According to the report, while identities of the fraternity members remain unknown outside their secret society, some journalists, affiliated with the lobby at Westminster, are apparently aware of the existence of Gallery Lodge.
David Staples, the chief executive of the United Grand Lodge of England (UGLE), the governing body for Freemasons in England and Wales, stated that there wasn’t any incompatibility between being a journalist and being a Freemason.
“Contrary to populist perception, being a Freemason helps those members in roles serving society in the broader sense, including journalists, politicians, policemen and lawyers, to be better in those jobs by encouraging them to act as better people themselves. Their membership is a positive for both them as individuals, and for society at large,” he said.
Staples shared his views on the reasons for keeping membership secret, saying that more Freemasons would stop operating “undercover” if they were not afraid of being judged or treated unfairly.
“There should be no conflict between an individual choosing whether to declare their membership or not with that individual’s ability to do their job well. But there is, because some choose to believe otherwise, and some of our detractors are doing so based on nothing other than blind prejudice.”
In December 2017, then-chair of the Police Federation, Steve White, made a statement, claiming that reform in policing is being hampered by Freemasons, who had been thwarting the progress of women and people from black and minority ethnic groups.
Staples, for his part, stepped out of the shadows to send a letter to national papers, saying that masons were being discriminated against.
“We are quietly proud that throughout history, when people have suffered discrimination both in public and social life, Freemasonry has welcomed them into our lodges as equals.
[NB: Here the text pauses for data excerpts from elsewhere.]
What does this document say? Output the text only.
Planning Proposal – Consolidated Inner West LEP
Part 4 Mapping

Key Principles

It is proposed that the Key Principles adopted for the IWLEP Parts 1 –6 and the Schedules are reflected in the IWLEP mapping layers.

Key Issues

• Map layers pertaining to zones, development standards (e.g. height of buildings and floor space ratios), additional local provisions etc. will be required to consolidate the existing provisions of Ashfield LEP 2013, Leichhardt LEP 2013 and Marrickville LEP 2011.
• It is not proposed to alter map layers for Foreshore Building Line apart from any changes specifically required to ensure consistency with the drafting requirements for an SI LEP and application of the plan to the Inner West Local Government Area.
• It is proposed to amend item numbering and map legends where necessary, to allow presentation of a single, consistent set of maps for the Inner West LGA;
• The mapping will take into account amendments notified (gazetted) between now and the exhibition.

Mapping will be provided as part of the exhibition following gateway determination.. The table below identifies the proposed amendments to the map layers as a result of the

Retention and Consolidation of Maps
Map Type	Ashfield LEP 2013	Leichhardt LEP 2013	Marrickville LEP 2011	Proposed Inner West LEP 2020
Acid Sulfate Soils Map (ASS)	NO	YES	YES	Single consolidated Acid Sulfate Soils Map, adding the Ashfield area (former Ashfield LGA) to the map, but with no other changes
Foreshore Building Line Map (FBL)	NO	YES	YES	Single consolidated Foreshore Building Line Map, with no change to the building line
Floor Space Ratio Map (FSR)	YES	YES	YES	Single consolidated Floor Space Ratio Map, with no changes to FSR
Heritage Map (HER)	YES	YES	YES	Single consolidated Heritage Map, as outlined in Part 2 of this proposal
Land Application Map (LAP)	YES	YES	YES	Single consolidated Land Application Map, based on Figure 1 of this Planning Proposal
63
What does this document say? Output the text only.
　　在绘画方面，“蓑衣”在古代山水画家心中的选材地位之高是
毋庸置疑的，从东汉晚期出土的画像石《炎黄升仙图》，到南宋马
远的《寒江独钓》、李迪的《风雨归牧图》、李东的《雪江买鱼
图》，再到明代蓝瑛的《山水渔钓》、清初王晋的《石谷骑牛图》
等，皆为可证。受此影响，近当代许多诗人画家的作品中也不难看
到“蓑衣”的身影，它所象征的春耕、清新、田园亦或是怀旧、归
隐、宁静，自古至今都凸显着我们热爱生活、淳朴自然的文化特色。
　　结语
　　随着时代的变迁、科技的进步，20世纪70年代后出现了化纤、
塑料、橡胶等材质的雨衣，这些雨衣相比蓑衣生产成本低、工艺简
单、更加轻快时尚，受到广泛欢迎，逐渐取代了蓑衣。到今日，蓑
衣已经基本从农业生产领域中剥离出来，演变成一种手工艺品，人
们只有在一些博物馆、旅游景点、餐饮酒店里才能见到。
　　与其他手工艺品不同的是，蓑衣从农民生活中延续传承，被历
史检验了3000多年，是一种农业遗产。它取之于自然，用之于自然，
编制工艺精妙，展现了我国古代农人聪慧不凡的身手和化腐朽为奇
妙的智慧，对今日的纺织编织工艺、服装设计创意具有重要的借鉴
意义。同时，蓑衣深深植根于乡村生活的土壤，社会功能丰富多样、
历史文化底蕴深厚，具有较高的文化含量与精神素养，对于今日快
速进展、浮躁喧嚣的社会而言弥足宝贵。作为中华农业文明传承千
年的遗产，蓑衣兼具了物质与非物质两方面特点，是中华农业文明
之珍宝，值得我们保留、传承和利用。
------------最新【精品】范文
It is a shame that Freemasons are now quite openly discriminated against and that too many of our members, therefore, feel the need to keep their membership to themselves.”
Members of parliament, peers and political journalists are not obliged to disclose their freemasonry membership, although they can do that voluntarily. The New Welcome Lodge is said to have about 30 to 40 members of whom only four are understood to be MPs, while none are peers.
Freemasonry or Masonry, the largest and most widely recognized fraternal organization in the world, was founded in London, England in 1717. Its origins can be traced back to the brotherhoods of medieval stonemasons, who used secret words and symbols to recognize each other’s legitimacy. Champions of conspiracy theories believe that Freemasons operate “undercover” so that they can conceal the way in which they assist each other in business.